Ben presto inizia a pervadermi una strana sensazione: sguardi minacciosi, invisibili mi scrutano, orecchie attente auscultano ogni mia parola, nell’angolo i camerieri confabulano misteriosi. Uno di loro, nero come un tizzone infernale e tatuatissimo, si rivolge a me:

“Signorina, lei cosa ha ordinato?”.

La gola si secca, la lingua si spezza e sbianco sotto il fondotinta, presa dal panico vorrei mentire, ma non ci farei una bella figura e coraggiosamente lo affronto:

“Una margherita.”

Benissimo“, fa eco lui con un lampo luciferino negli occhi scuri,

Dovrà attendere un po’ perché le dobbiamo cercare un piatto del Napoli. Abbiamo sentito che è della Juve. A fine serata la costringeremo a dire forza Napoli.

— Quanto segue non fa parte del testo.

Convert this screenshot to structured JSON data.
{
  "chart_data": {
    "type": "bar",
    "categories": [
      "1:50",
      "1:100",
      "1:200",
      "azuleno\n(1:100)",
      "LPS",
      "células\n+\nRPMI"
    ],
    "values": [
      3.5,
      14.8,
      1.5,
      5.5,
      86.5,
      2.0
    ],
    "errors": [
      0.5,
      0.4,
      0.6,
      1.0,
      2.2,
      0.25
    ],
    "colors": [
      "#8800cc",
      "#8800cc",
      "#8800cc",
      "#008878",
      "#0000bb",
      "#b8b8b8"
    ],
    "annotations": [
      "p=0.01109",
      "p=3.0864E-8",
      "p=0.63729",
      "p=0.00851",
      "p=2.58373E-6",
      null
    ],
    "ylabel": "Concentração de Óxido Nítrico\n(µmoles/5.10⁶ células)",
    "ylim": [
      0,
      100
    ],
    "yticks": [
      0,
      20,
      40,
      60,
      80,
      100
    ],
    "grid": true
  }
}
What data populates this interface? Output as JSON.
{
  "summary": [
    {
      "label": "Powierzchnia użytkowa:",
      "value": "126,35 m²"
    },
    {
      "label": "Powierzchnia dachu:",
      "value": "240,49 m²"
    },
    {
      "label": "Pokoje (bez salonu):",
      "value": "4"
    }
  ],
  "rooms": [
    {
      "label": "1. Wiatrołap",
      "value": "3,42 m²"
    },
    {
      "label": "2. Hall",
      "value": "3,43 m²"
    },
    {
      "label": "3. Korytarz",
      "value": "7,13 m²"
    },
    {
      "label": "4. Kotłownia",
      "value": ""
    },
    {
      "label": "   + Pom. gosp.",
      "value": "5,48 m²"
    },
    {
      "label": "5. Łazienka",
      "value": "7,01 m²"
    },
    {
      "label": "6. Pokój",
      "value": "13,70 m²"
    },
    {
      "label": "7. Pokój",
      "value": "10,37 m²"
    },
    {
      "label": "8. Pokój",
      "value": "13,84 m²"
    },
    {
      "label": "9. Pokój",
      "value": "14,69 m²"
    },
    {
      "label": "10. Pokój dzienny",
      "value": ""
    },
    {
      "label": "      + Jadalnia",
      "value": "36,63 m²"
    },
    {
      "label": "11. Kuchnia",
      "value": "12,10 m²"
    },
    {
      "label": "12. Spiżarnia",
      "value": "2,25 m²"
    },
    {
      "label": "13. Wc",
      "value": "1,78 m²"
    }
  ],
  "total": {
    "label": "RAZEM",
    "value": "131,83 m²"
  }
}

Il sudore, già copioso per il caldo asfissiante del locale, diviene freddo, il mascara inizia a sciogliersi, scenari lugubri si palesano dinanzi ai miei occhi e la mente rimanda a quelle leggende che mi raccontavano i fratelli sul trattamento che veniva loro riservato quando venivano scoperti: pubblico ludibrio e costrizione all’abiura.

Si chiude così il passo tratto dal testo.